Super Greens Pasta

Wednesday, 29 May 2013

I’m enjoying a few days off work at the moment.  We are currently holidaying at home, well sort of.  There have a been a couple of day trips, the house is looking the cleanest we’ve achieved in months, I’ve successfully had my hair cut for the first time in too long to share here and our old car has struggled through its MOT.  Not exactly like holidaying in Tuscany but we are enjoying ourselves.  It feels good to have time to do simple things.  I’ve also been having a chard moment so brace yourselves for a few recipes featuring chard in the coming weeks.  In the absence of my beloved kale, chard is in season at the moment and it’s so pretty.  I love the multicoloured stems.  I treat it much like kale in that it only needs a couple of minutes to wilt and it’s done. 

I was inspired to make this pasta dish after spying a recipe for pasta with greens, garlic and chilli in Hugh Fearnley-Whittingstall’s book River Cottage Veg Everyday!  This is a great way to get your quota of healthy greens while enjoying a plateful of comforting carbs.  It also comes together quickly which is much appreciated in this house after work.  I decided to add lemon zest here as I love my greens spiked with a little lemon, it makes the flavours zing.  You can use any greens here, just go for what’s in season for the best flavour.

Adapted from River Cottage Veg Everyday! by Hugh Fearnley-Whittingstall.
Serves 2
Large handful of chard roughly chopped.

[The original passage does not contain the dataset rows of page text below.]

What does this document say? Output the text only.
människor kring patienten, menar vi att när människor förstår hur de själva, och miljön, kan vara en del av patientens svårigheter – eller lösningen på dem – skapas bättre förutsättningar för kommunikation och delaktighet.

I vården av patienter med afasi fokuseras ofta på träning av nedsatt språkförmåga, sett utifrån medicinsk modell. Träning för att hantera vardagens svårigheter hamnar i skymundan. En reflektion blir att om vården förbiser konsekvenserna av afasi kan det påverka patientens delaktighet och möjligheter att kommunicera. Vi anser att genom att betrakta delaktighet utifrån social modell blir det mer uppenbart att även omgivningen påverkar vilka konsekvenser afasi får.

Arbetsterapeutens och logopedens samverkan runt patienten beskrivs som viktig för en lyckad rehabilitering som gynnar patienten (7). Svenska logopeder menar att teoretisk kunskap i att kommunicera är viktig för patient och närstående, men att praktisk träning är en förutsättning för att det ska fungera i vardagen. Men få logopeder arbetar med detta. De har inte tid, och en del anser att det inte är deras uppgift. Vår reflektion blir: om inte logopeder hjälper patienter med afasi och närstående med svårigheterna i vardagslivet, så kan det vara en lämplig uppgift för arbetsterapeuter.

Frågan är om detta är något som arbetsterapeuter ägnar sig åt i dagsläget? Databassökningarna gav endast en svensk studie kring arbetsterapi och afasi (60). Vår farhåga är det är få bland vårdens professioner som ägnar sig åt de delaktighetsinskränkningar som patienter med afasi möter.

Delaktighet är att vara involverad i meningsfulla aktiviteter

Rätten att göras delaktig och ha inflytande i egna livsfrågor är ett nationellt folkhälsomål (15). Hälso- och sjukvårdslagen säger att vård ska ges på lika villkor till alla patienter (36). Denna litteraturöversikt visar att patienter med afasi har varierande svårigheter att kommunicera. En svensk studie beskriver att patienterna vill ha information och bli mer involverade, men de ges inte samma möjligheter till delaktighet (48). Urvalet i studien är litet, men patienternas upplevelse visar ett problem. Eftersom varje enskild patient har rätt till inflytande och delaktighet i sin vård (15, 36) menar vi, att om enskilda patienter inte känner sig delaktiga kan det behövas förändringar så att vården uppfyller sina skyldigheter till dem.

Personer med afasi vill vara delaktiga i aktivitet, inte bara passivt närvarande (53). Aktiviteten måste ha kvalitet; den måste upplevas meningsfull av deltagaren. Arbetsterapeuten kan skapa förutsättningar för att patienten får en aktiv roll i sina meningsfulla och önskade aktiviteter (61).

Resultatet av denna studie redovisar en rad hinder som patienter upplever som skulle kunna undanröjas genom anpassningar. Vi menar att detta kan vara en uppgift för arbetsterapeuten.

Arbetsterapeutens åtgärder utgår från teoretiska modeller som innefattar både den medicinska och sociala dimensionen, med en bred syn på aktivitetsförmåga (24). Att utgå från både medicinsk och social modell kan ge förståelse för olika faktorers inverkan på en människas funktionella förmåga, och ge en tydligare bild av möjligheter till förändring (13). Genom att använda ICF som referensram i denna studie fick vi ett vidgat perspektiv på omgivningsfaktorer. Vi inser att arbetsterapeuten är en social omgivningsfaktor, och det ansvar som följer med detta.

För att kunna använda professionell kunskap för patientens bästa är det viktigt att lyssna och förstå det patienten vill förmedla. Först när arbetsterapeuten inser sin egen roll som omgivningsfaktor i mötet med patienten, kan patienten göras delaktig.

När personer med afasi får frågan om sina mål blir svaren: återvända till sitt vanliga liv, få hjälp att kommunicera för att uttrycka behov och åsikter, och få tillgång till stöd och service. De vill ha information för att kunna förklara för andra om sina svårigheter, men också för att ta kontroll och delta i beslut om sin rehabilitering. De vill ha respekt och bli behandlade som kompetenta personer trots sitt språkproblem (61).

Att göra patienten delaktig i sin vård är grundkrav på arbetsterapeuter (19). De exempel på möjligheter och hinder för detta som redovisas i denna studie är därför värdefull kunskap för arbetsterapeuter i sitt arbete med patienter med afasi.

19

Remove the stems, chop them up and set aside.
Purple sprouting broccoli roughly chopped.
½ onion or 1 shallots finely sliced.
Pinch of dried chilli flakes.
1 garlic clove finely sliced.
Grated zest ½ lemon.
150g gluten free pasta
To serve: extra virgin olive oil, toasted flaked almonds and hard goat cheese or parmesan.

Set a large pan of water to boil and cook your pasta according to the pack instructions.  Warm a skillet with a little olive oil.  Add the onion and chard stems if using and cook for a few minutes until soft.  Next add the chilli flakes and garlic and continue to cook until fragrant, about 3 minutes.  Just before the pasta is cooked add the broccoli to the pasta water and the chard to the skillet.  Cook for a couple of minutes until the chard is wilted and the broccoli is blanched.  Drain the pasta and broccoli, rinse and return to the pan.  Add in the chard mixture and toss together.  Add the lemon zest and drizzle with a little extra virgin olive oil.  Grate in the cheese and mix in.  You might want to add a little pasta water or hot water from the kettle to loosen the final mixture.  Season and serve the pasta with extra cheese grated on top and toasted flaked almonds.

Asparagus Toastie!

Sunday, 19 May 2013

It’s that time of year where we are all going mad for asparagus or rhubarb.  Both have short seasons and therefore seem to hold an elevated place in foodie world.  Having decided that I wanted a toastie for my lunch I then started to ponder the filling.  Feeling experimental I decided an asparagus toastie was the way to go and it did not disappoint.  Of course when you are putting something between toasted bread and smothering it with melted cheese you can be pretty sure it’s going to taste good.  I lightly roasted the asparagus in extra virgin olive oil which gave it a nice crusty outer edge while still retaining a slight bite to the centre.  I think if you wanted to take this sandwich up a level then a fried egg inside would also be amazing.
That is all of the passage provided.